All child custody matters are difficult. Especially if custody is contested and even more so if it involves a parent relocating far away from the other parent (for whatever reason).
Without the appropriate advice and recommendations, one “wrong” decision will not only cost you thousands and thousands of dollars in legal fees (not only your own, but possibly the other side’s fees if you are the one making the “wrong” decision), but can also cost you custody of your child.
It is everyone’s constitutional right to travel – however – that does not mean it is your right to have the child move with you (even if you are the primary caregiver of the child). The Court recognizes that the primary caregiver, also known as the custodial parent may take a child out of the country notwithstanding resulting restrictions to the noncustodial parent’s visitation rights, when the move is in the child’s best interests.
The view that the Maryland court takes toward relocation may reflect an underlying philosophy of whether the interest of the child is best served by the certainty and stability of a primary caretaker, or by ensuring significant day-to-day contact with both parents. Certainly, the relationship that exists between the parents and the child before relocation is of critical importance. If one parent has become the primary caretaker, and the other parent has become an occasional or infrequent visitor, evidencing little interest in day-to-day contact with the child, the adverse effects of a move by the custodial parent will be diminished. On the other hand, where both parents are interested, and are actively involved with the life of the child on a continuing basis, a move of any substantial distance may upset a very desirable environment, and may not be in the best interest of the child.
In light of current psychological research, moving children away from one parent, after a successful joint custody arrangement has been instituted, is rarely in a child’s best interest.
As such, a few general tips/advice for those parents out there considering moving out of state or out of the country and bringing their child:
- The moment you know (or are pretty confident) that you will be moving far away from the other parent, advise the other parent.
- Do not remove the child from the state (for residence purposes), especially if there is a current court order in place and/or agreement.
- Try to involve professionals during the process (child’s psychiatrist, educational professionals, your own psychiatrist, an attorney) when trying to determine how to proceed with handling custody in a relocation matter, before you do anything.

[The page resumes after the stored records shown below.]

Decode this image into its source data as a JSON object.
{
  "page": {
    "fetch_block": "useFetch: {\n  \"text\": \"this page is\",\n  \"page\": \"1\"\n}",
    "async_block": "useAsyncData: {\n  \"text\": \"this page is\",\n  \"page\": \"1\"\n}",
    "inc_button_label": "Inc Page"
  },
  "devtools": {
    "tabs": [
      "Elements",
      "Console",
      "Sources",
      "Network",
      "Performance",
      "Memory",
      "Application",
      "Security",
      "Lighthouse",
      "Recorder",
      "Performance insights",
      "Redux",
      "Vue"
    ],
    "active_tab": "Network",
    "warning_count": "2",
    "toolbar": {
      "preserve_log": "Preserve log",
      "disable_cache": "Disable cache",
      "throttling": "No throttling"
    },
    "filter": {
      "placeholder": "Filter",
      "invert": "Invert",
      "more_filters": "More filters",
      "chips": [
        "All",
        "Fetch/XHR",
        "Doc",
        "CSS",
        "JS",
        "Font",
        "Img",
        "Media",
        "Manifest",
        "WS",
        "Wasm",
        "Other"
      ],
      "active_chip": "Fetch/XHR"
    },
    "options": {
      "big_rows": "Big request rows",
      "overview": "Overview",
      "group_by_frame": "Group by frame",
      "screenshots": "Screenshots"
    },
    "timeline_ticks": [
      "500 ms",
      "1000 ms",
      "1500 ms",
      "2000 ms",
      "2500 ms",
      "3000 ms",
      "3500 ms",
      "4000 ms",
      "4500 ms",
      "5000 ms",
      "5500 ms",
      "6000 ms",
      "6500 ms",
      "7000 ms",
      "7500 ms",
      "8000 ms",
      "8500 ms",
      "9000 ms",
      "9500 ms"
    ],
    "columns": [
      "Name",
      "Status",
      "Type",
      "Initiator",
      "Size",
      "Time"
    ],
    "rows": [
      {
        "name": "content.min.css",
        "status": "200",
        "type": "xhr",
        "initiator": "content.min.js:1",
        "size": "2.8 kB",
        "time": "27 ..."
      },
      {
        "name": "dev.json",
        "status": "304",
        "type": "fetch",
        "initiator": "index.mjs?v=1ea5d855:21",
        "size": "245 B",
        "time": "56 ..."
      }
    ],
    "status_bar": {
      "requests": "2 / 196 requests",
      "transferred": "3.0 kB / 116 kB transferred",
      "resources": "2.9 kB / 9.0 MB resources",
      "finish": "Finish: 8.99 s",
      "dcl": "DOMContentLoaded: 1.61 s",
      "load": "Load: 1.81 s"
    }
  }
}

The bottom line: leave as much time as possible to allow you to file a court action (if you cannot amicably resolve the issue) and have the court hear the matter before the move (note a court action can take 6 months to a year and I know that not everyone has that much advance notice of a move, especially if it is work related, but it is nevertheless still important to have open communication and to follow any current court orders and/or agreements). Otherwise this can cost you custody of your child and thousands of dollars in attorneys fees.
This is true even if you hire the best attorney money can buy and the other parent hires the worst attorney. In any family law matter, but especially relocation custody matters, your actions shape the likelihood of success and one “wrong” action by you can cost you dearly.